Landowners apply for the CRP program. After they apply, their land is scored with an Environmental Benefit Index (EBI). The score is generated from a ton of factors including soil type /erodibility, water quality, cover type, wildlife benefits and more. The Farm Service Agency (FSA) then uses software to calculate rankings. Each landowner competes with every other applicant across the country — not just in their state or county. Anyone with an EBI score above a cutoff line determined by the FSA will be offered a rental contract. 

The latest general enrollment application deadline for landowners just passed. States won’t know how much acreage has been added until offers are made and contracts accepted. Currently the state with the most acreage enrolled is Texas with 2.8 million acres. A distant second is Kansas with just over 2 million, followed by Colorado (1.8M), North Dakota (1.3M) and Washington (1.2M). Arizona, New Hampshire, Massachusetts and Rhode Island have the fewest rented acres. 

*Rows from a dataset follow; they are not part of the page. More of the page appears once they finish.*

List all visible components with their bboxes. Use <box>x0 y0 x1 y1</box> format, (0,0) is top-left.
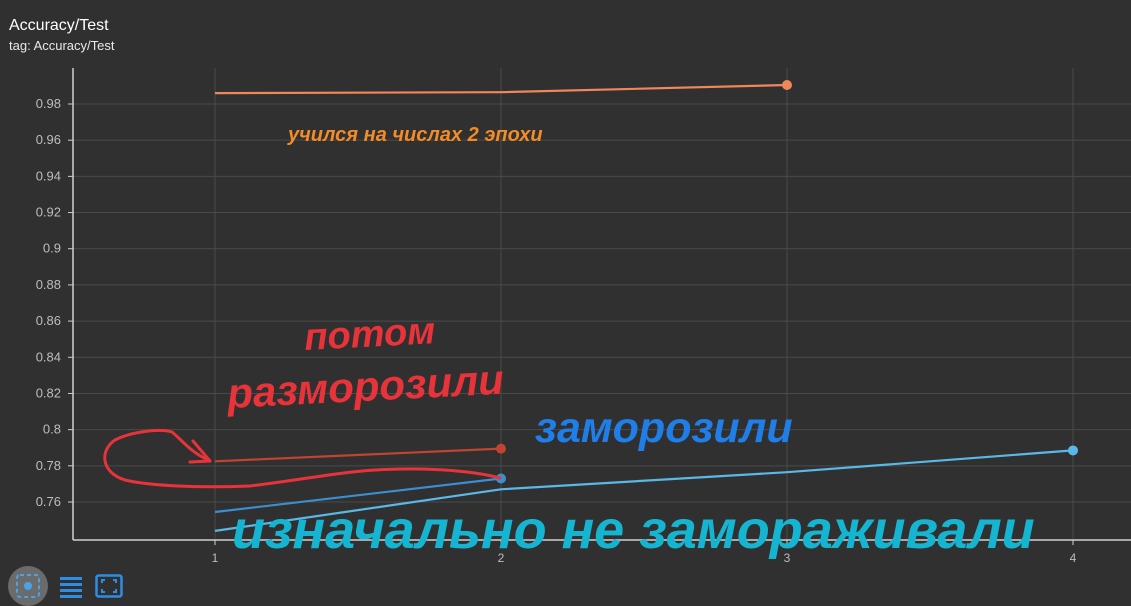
x-tick-label: 4 <box>1070 551 1077 565</box>
red-scribble-arrow <box>103 428 502 489</box>
series-endpoint-1 <box>496 443 506 454</box>
data-table-icon <box>60 577 82 598</box>
y-tick-label: 0.8 <box>43 422 61 437</box>
annotation-then: потом <box>303 310 436 359</box>
chart-tag-label: tag: Accuracy/Test <box>9 38 115 53</box>
y-tick-label: 0.94 <box>36 168 61 183</box>
expand-button[interactable] <box>94 566 124 606</box>
tick-labels: 0.76 0.78 0.8 0.82 0.84 0.86 0.88 0.9 0.92 0.94 0.… <box>36 96 1077 565</box>
y-tick-label: 0.84 <box>36 349 61 364</box>
grid-layer <box>73 68 1131 540</box>
y-tick-label: 0.98 <box>36 96 61 111</box>
annotation-trained-on-digits: учился на числах 2 эпохи <box>287 124 543 146</box>
data-table-button[interactable] <box>56 566 86 606</box>
series-line-1 <box>214 447 502 463</box>
y-tick-label: 0.9 <box>43 241 61 256</box>
x-tick-label: 1 <box>212 551 219 565</box>
series-line-2 <box>214 477 502 514</box>
y-tick-label: 0.88 <box>36 277 61 292</box>
y-tick-label: 0.92 <box>36 205 61 220</box>
annotation-unfrozen: разморозили <box>225 356 505 417</box>
annotation-frozen: заморозили <box>535 404 793 452</box>
series-line-0 <box>214 83 788 95</box>
y-tick-label: 0.96 <box>36 132 61 147</box>
y-tick-label: 0.78 <box>36 458 61 473</box>
x-tick-label: 2 <box>498 551 505 565</box>
series-layer <box>214 80 1078 532</box>
fit-domain-button[interactable] <box>8 566 48 606</box>
annotation-not-frozen: изначально не замораживали <box>232 500 1035 560</box>
y-tick-label: 0.76 <box>36 494 61 509</box>
expand-icon <box>95 574 123 598</box>
annotation-layer: учился на числах 2 эпохи потом разморози… <box>225 124 1035 560</box>
chart-toolbar <box>8 566 124 606</box>
series-line-3 <box>214 449 1074 532</box>
chart-title: Accuracy/Test <box>9 17 109 34</box>
x-tick-label: 3 <box>784 551 791 565</box>
axis-layer <box>68 68 1131 545</box>
y-tick-label: 0.86 <box>36 313 61 328</box>
series-endpoint-3 <box>1068 445 1078 456</box>
fit-domain-icon <box>16 574 40 598</box>
series-endpoint-0 <box>782 80 792 91</box>
y-tick-label: 0.82 <box>36 385 61 400</box>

How can we measure the effectiveness of the federal government renting land? The net benefit of CRP to hunters is hard to quantify. Anyone who has hunted native prairie grasses recognizes it benefits wildlife. But the bar for success within CRP is always “more acreage.” Acres are easier to count than upland birds. 

Because CRP continues to increase in complexity and cost, lacks permanence, and is susceptible to political whims it may need a better way to directly correlate to successes of wildlife. Hopefully that first step is knowing exactly what CRP is and isn’t.